Sobre famílias homoafetivas reunidas na Parada do Orgulho LGBT de 2019, realizada na Avenida Paulista no dia 24 de junho, Gasparini postou na mesma data: “NOJO, NOJO MÁXIMO. Degenerados filhos de uma puta.” Em outra postagem, no dia 12 de junho de 2020, o procurador associa homossexualidade e pedofilia: “Trago verdades e não me importam os seus brios. O fato é que há uma relação evidente e escancarada. Erotização leva a promiscuidade, que leva ao homossexualismo e que leva a pedofilia. É um barranco inexorável.” Também há mensagens divulgando desinformação, como esta postada no dia 12 de julho de 2019, sobre a existência de algo que não existe, uma “cartilha gay nas escolas para crianças a partir de 6 anos com imagens pornográficas inclusive”.

Ao tomar conhecimento dessas publicações, a promotora Maria Fernanda Balsalobre Pinto, do Grupo Especial de Combate aos Crimes Raciais e de Intolerância de São Paulo, ofereceu denúncia contra Gasparini. No documento de dezoito páginas, ela justifica que as postagens reiteradas expressam inferiorização, aversão, estigma e nojo para essa minoria. “Eu ofereci denúncia pela prática de racismo, não de homofobia, por ser algo mais atual. De acordo com um entendimento do Supremo Tribunal Federal, do ano de 2019, homofobia e transfobia envolvem aversão odiosa para um grupo específico e, portanto, expressam racismo”, explica Balsalobre Pinto. Ela reitera que não se trata de um caso de censura da opinião do procurador. “Racismo e homofobia são crimes.” O crime de racismo tem pena de um a três anos de reclusão. No caso do procurador Limongi Gasparini, há o agravante de ter repetido suas ações de forma reiterada. O crime de racismo é inafiançável e imprescritível.

O Grupo Especial de Combate aos Crimes Raciais e de Intolerância foi inaugurado no fim de fevereiro deste ano, desde quando recebeu 285 casos até junho. As investigações de crimes de ódio praticadas nas redes são mais complexas e demoradas de serem solucionadas, pois muitas vezes autores se escondem em perfis apócrifos. Não foi o caso em questão. “O procurador Limongi Gasparini veiculou todas as mensagens de ódio a partir de seu perfil verdadeiro, com foto de seu rosto, sem esconder nada de ninguém”, diz a promotora.

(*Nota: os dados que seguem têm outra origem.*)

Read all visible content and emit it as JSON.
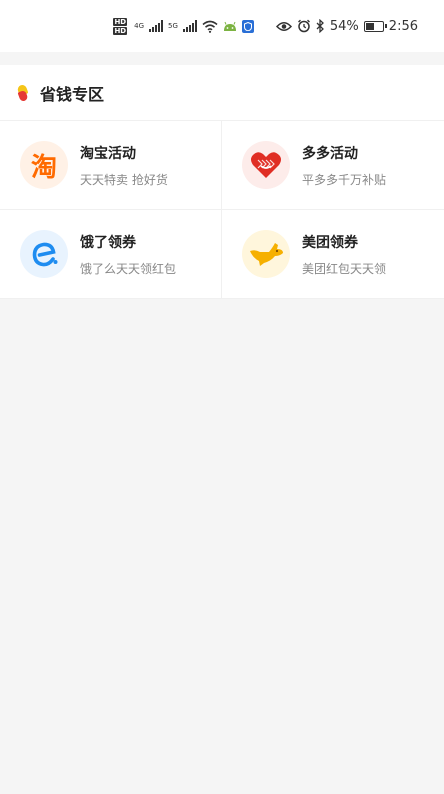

Procurado pela piauí, Limongi Gasparini declinou do pedido de entrevista. Em seu perfil de Facebook, onde somava nesta segunda-feira (26) 1.170 seguidores, ele afirmou ser alvo de perseguição política – ele é apoiador do presidente Jair Bolsonaro. Em outra mensagem postada nas redes em julho, Limongi reiterou não se arrepender de suas postagens nem das consequências acarretadas por elas, como afirmou em uma publicação feita no 10 de julho deste ano: “O MP diz que sou homofóbico porque escrevi – e reitero! – que a exposição de crianças à agenda da sopa de letrinhas me dá nojo.”

O deputado estadual Gil Diniz (sem partido-SP), aliado de Bolsonaro e investigado pelo Supremo Tribunal Federal no inquérito das fake news, saiu em defesa de Gasparini e entrou com representação contra o corregedor Adalberto Alves, sob as acusações de abuso de autoridade e perseguição religiosa e política. Procurado pela piauí, Gil Diniz não quis dar entrevista.

Na sexta, 23, o juiz Richard Francisco Chequini, da 20ª Vara Criminal da capital, recebeu a denúncia do Ministério Público, e Gasparini se tornou réu pelo crime de racismo por causa das mensagens homofóbicas. No sábado (24), Gasparini fez nova postagem no Facebook. Disse que nega qualquer intenção de “incitar a discriminação contra alguém” e afirmou que seus posts são uma “forma de expressão satírica de como interpreta a vida”.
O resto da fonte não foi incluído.